Using simulations, we examined whether the presence of functional triploids would be sufficient to alter the evolutionary dynamics of mixed cytotype populations and enhance the spread of tetraploids. This approach differed from that of Felber & Bever (1997) in that they assumed that triploids produced equal frequencies of x and 2x pollen, and no 3x pollen. In contrast, the present data suggest that 3x pollen may not be uncommon. Simulation results herein, however, were similar in that the presence of functional triploids resulted in a stable equilibrium of diploid, tetraploid and triploid individuals. Moreover, as the fitness of triploids increased, the conditions for the spread of tetraploids generally improved, although the specific pattern depended on the relative fitnesses of diploids and tetraploids. When tetraploid fitness was less than diploid fitness, diploids persisted in the population and triploids were more common that tetraploids. When the relative fitness of tetraploids was one, increasing triploid fitness led to the exclusion of diploids and tetraploids were the most common cytotype. These results suggest that the production of tetraploids via triploid matings is sufficiently high to alter the fate of tetraploids in a diploid population.

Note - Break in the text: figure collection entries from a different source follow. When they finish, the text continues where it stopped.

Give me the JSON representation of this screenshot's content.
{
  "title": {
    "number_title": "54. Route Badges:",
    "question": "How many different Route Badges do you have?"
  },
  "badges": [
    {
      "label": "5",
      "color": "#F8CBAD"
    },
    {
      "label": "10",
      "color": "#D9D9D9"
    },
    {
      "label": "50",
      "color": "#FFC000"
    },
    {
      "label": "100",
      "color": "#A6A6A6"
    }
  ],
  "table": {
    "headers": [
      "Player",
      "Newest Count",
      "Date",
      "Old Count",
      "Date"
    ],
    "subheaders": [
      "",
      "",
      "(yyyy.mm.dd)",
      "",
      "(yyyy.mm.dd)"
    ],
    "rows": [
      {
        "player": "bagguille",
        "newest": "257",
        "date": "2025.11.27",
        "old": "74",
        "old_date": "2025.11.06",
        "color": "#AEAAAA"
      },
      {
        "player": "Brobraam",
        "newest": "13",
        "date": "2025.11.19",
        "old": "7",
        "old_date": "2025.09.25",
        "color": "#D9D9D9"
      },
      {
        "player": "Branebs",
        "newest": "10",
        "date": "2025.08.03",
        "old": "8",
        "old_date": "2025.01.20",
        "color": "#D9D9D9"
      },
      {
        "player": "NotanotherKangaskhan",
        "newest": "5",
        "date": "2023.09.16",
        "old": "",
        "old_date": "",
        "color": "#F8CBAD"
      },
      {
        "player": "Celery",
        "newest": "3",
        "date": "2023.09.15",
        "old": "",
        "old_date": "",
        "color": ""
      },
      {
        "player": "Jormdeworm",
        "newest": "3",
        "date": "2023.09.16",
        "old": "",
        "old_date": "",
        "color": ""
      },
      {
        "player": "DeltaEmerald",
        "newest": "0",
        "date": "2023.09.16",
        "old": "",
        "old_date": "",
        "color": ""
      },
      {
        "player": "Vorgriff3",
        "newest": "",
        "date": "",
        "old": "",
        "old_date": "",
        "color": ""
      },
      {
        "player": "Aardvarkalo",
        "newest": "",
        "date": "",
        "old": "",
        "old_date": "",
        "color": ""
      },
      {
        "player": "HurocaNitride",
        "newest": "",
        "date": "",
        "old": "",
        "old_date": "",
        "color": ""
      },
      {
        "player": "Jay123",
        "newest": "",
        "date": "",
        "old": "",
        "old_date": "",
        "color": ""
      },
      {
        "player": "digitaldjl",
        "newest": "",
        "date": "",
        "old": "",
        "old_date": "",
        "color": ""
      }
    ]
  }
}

However, in simulations using the fitness relationships measured in greenhouse populations of C. angustifolium, the presence of triploids had little impact on the likelihood of tetraploid establishment compared to theoretical models lacking triploids (Felber, 1991). In the absence of unreduced gametes, tetraploids are expected to spread to fixation once they have exceeded a frequency of 50%. In our study, the equilibrium frequency of tetraploids was non-negligible when their initial frequency was > 40% and at higher frequencies some diploids still persisted. This suggests that, while recurrent tetraploid production via triploids alters the evolutionary dynamics of mixed populations, under most conditions it is insufficient to overcome the large fitness disadvantage experienced by triploids and tetraploids in C. angustifolium.

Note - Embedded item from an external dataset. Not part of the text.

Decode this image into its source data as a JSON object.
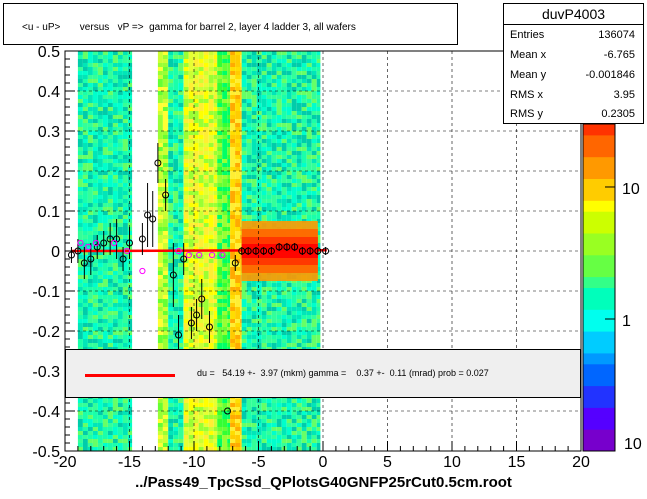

The significance of intercytotype matings for C. angustifolium is determined not only by their fecundity and resulting offspring ploidies, but also by the likelihood of such matings occurring in natural populations. In allopatric populations, which predominate in the northern and southern portions of the geographical range, most matings are assortative and intercytotype crosses are therefore of little consequence. Within the contact zone, however, diploids, triploids and tetraploids are found with regular occurrence (Husband & Schemske, 1998; Husband, unpubl.), often in close proximity. Matings between cytotypes in sympatry are often restricted by divergent flowering times and pollinator behaviour (Husband & Schemske, 2000). However, the existence of triploids is evidence that intercytotype mating occurs and the overlap in flowering times, particularly between triploids and tetraploids (Burton & Husband, 2000), suggesting that matings between diploids, triploids and tetraploids may have important consequences for the nature of interactions between ploidies, the likelihood of cytotype coexistence and the geographical position of the contact zone.